The Open: Christensen und Wiedemeyer scheitern am Cut
Die beiden deutschen Golfer Tiger Christensen und Tim Wiedemeyer sind bei den Open Championship zur Halbzeit ausgeschieden. Christensen (22) spielte am Freitag im Royal Birkdale Golf Club wie bereits zum Auftakt eine 75 und verpasste mit insgesamt zehn Schlägen über Par ebenso den Cut wie Wiedemeyer. Der 21 Jahre alte Amateur fiel nach seiner 73 vom Vortag mit einer erneuten 73 ebenfalls auf +6 zurück und musste den Traum von der Teilnahme am Wochenende beim größten Golf-Turnier außerhalb der USA aufgeben.
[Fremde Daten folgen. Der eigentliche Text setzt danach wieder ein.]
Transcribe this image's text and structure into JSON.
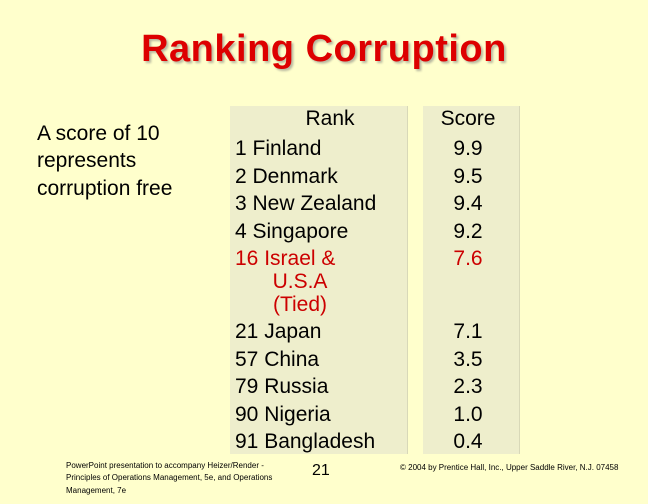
{
  "slide": {
    "title": "Ranking Corruption",
    "side_note": "A score of 10 represents corruption free",
    "table": {
      "rank_header": "Rank",
      "score_header": "Score",
      "rows": [
        {
          "rank_text": "1  Finland",
          "score": "9.9"
        },
        {
          "rank_text": "2  Denmark",
          "score": "9.5"
        },
        {
          "rank_text": "3  New Zealand",
          "score": "9.4"
        },
        {
          "rank_text": "4  Singapore",
          "score": "9.2"
        },
        {
          "rank_text": "16 Israel &",
          "sub_lines": [
            "U.S.A",
            "(Tied)"
          ],
          "score": "7.6"
        },
        {
          "rank_text": "21 Japan",
          "score": "7.1"
        },
        {
          "rank_text": "57 China",
          "score": "3.5"
        },
        {
          "rank_text": "79 Russia",
          "score": "2.3"
        },
        {
          "rank_text": "90 Nigeria",
          "score": "1.0"
        },
        {
          "rank_text": "91 Bangladesh",
          "score": "0.4"
        }
      ]
    },
    "footer": {
      "left": "PowerPoint presentation to accompany Heizer/Render - Principles of Operations Management, 5e, and Operations Management, 7e",
      "page_number": "21",
      "right": "© 2004 by Prentice Hall, Inc., Upper Saddle River, N.J. 07458"
    },
    "colors": {
      "background": "#ffffcc",
      "title": "#dd0000",
      "highlight": "#cc0000"
    }
  }
}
Vor allem für den ambitionierten Christensen dürfte das Ergebnis eine Enttäuschung sein: Anders als am Donnerstag gelang dem 22-Jährigen diesmal keine späte Aufholjagd. Für den Hamburger endete damit auch seine zweite Teilnahme an der Open vorzeitig. Bereits 2023 hatte er als Amateur den Cut verpasst.
An der Spitze des mit 17 Millionen Dollar dotierten Majors sorgte Lucas Herbert derweil für eine historische Runde. Der Australier blieb mit einer 62 acht Schläge unter Par und stellte damit den Rekord für die niedrigste Runde der Major-Geschichte ein. Mit insgesamt 132 Schlägen übernahm der LIV-Golfer die Führung vor dem Amerikaner Jackson Suber (134), der nach seiner Überraschungsführung zum Auftakt weiter in Schlagdistanz blieb. Gleichauf mit Suber liegt dessen Landsmann Cameron Young ebenfalls auf Rang zwei.
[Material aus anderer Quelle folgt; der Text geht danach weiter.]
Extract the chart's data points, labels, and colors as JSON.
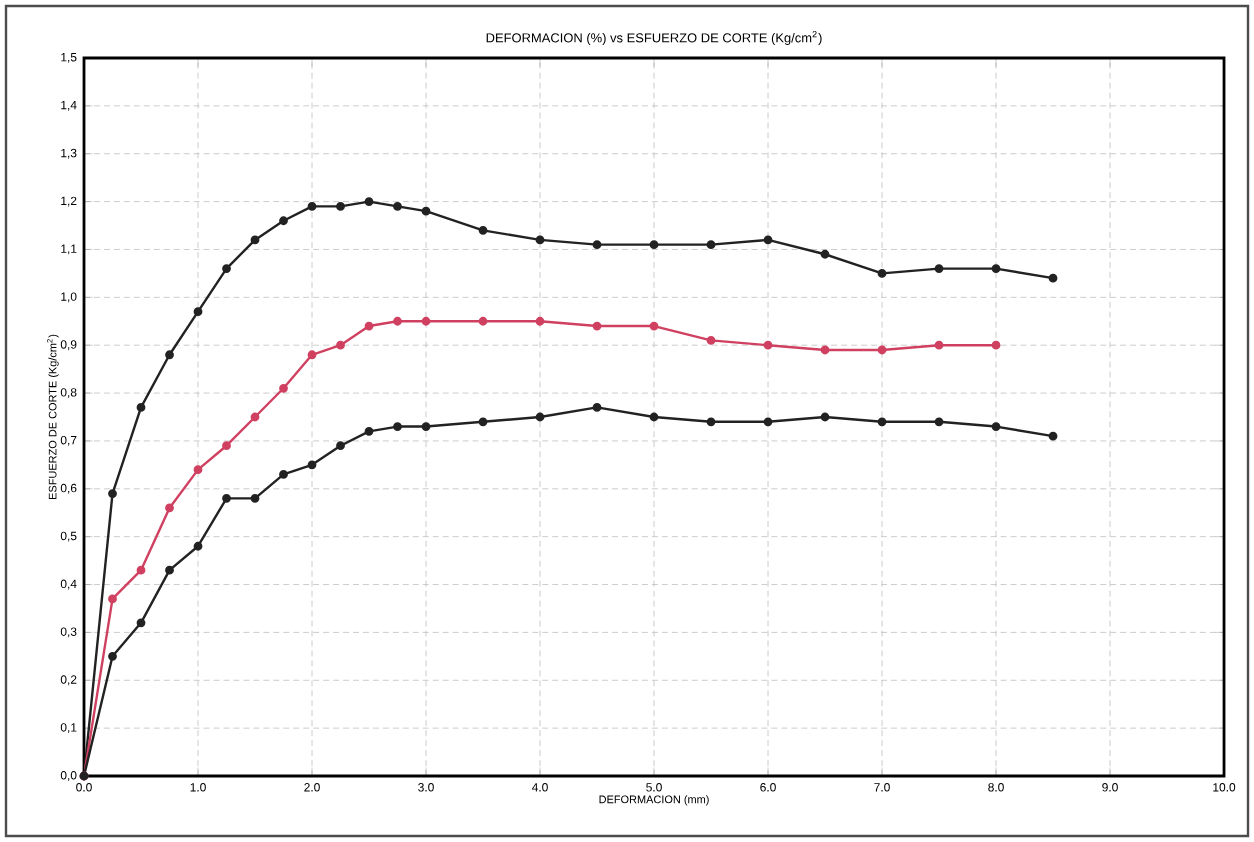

Beinahe wäre Herbert sogar der erste Spieler mit einer 61 bei einem Major geworden. Auf der Schlussbahn vergab der 30-Jährige jedoch einen kurzen Par-Putt und musste sich mit einem Bogey begnügen. Zuvor hatte er mit 28 Schlägen auf den ersten neun Löchern einen Open-Rekord aufgestellt. Wenig später zog Sam Burns nicht minder spektakulär nach: Auch der US-Amerikaner spielte eine 62 und egalisierte damit den Major-Rekord. Er liegt zur Halbzeit des Turniers mit 135 Schlägen ebenfalls nah an der Spitze, zahlreiche Golfer waren zu diesem Zeitpunkt noch auf dem Grün.